Not exactly the most romantic dream, but it was the only thing that felt attainable.

The only thing that felt like I might actually be able to earn it.

“Thought you were just here for work?” Wayne asks, a slow, smug grin tugging at his lips.

I scowl at him, biting back the animal in my chest that wants to demand answers, starving for any knowledge about what Jenny’s been up to all this time.

How does she spend her time off? Does she have new friends?

Does she date? She certainly isn’t going to tell me, so I was hoping I could slake my thirst by getting Wayne talking.

Seems like he’s set on being an annoying little shit, though, just like I remember him.

He might’ve grown up, but he’s still Wayne.

“Just making conversation, shithead,” I toss back, doing my best to act like it doesn’t matter. “You’re the one who brought her up in the first place.”

It doesn’t matter. It can’t. I don’t have the privilege of caring about Jenny anymore, and she made that crystal fucking clear this morning.

“Uh-huh,” he drawls, amusement oozing off of him as he grins even wider.

“If you’re just going to stand there and laugh about your sister dumping me, at least make yourself useful,” I snap, grinning back to take the sting out of my words.

He snorts, but hefts up a roll of chicken wire to toss in the back of the truck without another word.

Thank fuck, because I can’t keep talking about Jenny if I want to keep my head on straight. I didn’t think she was even around in the first place, since she was off in California when I started working here, and I’m woefully unprepared.

Every glimpse of her is like a punch to the gut, a reminder of what I could have had if I’d been closer to what she wanted.

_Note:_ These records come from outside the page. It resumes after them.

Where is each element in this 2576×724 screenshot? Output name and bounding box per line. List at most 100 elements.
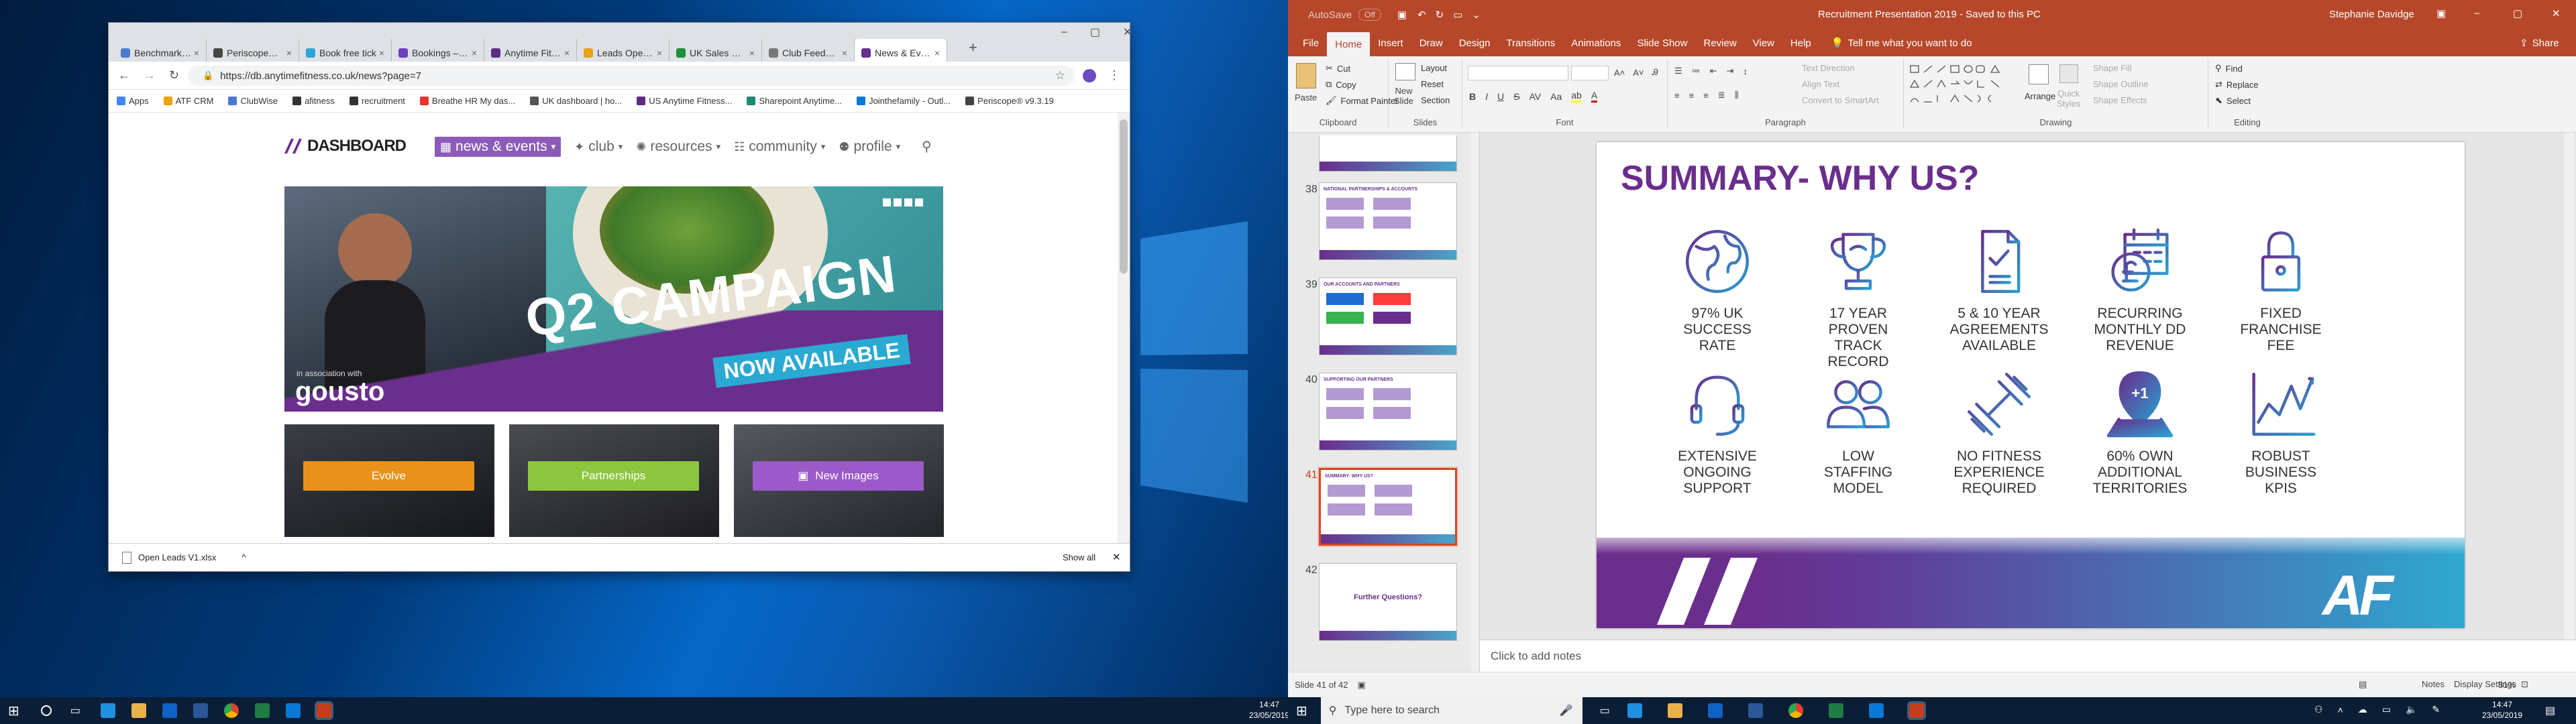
nav-news-events[interactable]: ▦ news & events ▾ <box>435 137 561 157</box>
tile-button[interactable]: Evolve <box>303 461 474 491</box>
feature-tile[interactable]: Partnerships <box>509 424 719 537</box>
arrange-button[interactable]: Arrange <box>2025 91 2055 101</box>
clock-right[interactable]: 14:47 23/05/2019 <box>2482 699 2522 721</box>
forward-arrow-icon[interactable]: → <box>144 68 156 82</box>
shrink-font-icon[interactable]: A˅ <box>1633 68 1644 78</box>
bullets-icon[interactable]: ☰ <box>1674 66 1682 76</box>
redo-icon[interactable]: ↻ <box>1436 9 1444 21</box>
bold-button[interactable]: B <box>1469 91 1476 102</box>
paste-button[interactable]: Paste <box>1295 93 1317 103</box>
align-center-icon[interactable]: ≡ <box>1689 90 1695 101</box>
notes-pane[interactable]: Click to add notes <box>1480 640 2576 672</box>
slide-thumbnail[interactable]: SUMMARY- WHY US? <box>1318 467 1458 547</box>
bookmark-item[interactable]: Periscope® v9.3.19 <box>965 96 1054 106</box>
ribbon-display-icon[interactable]: ▣ <box>2436 7 2446 19</box>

It’s hard not to blame myself sometimes, but Jenny was never shy about what she wanted.

She was pissed when I told her I was going off to Utah for a football scholarship, but she never tried to stop me.

If she wanted me to follow her, she knows I would have.

All she had to do was ask.

And… well, she didn’t ask.

That was enough of an answer for me, and I couldn’t bring myself to beg her to want me as much as I wanted her. Too late now.

It’s too late for a lot of things now. Better not to linger on any of them. I’ve got a life to piece together, after all. I can’t do that if I’m still chasing after a girl who barely wanted me in the first place.